Devolution’s dirty little secret

Happy 10th anniversary to the National Assembly. To mark this occasion the man who lead the non-Party 'Yes for Wales' campaign, Prof Kevin Morgan, has written a sober piece to remind us that the promises made have not been delivered.

"We had over-inflated ambitions in 1999 about the ability of government to improve economic performance" he laments.
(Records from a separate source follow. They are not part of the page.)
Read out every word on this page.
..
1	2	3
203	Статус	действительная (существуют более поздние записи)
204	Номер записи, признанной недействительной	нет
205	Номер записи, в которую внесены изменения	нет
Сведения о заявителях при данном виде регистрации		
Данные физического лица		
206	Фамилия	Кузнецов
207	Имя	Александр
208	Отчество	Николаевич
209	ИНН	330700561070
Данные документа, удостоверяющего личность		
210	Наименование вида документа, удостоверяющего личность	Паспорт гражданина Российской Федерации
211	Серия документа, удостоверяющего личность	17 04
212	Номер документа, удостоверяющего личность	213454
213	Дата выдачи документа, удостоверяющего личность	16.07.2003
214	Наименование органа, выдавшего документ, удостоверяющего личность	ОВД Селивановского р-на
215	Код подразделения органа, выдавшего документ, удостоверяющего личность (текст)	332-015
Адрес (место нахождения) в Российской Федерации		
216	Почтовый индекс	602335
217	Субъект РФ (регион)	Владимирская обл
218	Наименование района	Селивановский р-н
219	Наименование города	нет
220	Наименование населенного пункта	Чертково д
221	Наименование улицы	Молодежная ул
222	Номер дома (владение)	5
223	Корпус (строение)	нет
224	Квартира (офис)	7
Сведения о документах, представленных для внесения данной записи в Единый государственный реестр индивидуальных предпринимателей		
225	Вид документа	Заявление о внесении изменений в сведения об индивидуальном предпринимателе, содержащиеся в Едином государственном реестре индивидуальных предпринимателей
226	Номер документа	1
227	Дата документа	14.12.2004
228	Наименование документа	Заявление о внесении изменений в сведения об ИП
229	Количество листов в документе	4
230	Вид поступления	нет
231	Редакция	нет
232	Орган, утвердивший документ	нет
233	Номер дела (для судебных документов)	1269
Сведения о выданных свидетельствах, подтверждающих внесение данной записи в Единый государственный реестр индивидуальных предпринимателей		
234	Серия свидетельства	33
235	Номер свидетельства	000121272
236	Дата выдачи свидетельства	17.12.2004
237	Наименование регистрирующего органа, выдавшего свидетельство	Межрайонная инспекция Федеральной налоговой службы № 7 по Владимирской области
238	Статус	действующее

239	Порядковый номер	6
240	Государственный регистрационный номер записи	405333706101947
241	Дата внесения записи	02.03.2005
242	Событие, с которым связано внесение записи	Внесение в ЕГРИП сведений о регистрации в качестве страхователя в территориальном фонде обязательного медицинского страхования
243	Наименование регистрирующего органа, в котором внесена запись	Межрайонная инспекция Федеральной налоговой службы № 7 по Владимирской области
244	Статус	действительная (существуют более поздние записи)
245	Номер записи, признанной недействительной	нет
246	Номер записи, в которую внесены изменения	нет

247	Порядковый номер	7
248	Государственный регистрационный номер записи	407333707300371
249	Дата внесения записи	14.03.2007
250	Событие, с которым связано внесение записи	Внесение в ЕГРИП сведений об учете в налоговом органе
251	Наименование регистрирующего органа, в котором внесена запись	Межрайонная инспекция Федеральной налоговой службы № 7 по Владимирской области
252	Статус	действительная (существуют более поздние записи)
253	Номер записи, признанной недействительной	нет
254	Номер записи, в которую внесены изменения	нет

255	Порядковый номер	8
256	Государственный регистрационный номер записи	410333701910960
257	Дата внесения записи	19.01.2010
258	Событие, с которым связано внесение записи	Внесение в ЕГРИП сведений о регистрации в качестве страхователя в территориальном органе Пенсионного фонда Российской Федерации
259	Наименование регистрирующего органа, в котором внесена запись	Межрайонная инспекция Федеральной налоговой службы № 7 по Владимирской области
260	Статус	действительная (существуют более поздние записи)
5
It is worth reading the entire piece, but here is a damming reminder of the state we are in:

The Welsh Valleys remain stubbornly at the bottom end of all statistics. Of the top 10 Parliamentary constituencies with the highest incapacity benefit claimants in the UK, the Valleys contain five – Merthyr, Rhondda, Cynon Valley, Blaenau Gwent, and Aberavon. For Wales as a whole there is a steady stream of negative statistics:

Only the West Midlands has had slower growth since 1999;

Lowest private sector R&D spend in the UK;

lowest full-time weekly wages in the UK;

bottom of UK rankings for tests for 15-year-olds;

we spend 8% per child less than England in schools;

we have a spending gap of £55m with England in higher education;

fewer graduates remain in Wales for employment than other UK nations.



And now make a wish...

1 comments:

Victoria Winckler said...

The whole argument about the 'devolution dividend' had very shaky foundations indeed, not least because it assumed that the new Assembly Government would somehow control the economy. This wishful thinking not only ignored the reality of exchange rates, interest rates and global competition, but also overlooked the importance of skills, transport and planning within Wales. We got lots of useless strategies and policies that perpetuated this myth that the Assembly runs the economic show. It does not, and the sooner it wakes up to that fact and focuses on putting in place the conditions for a fair as well as growing economic system the better.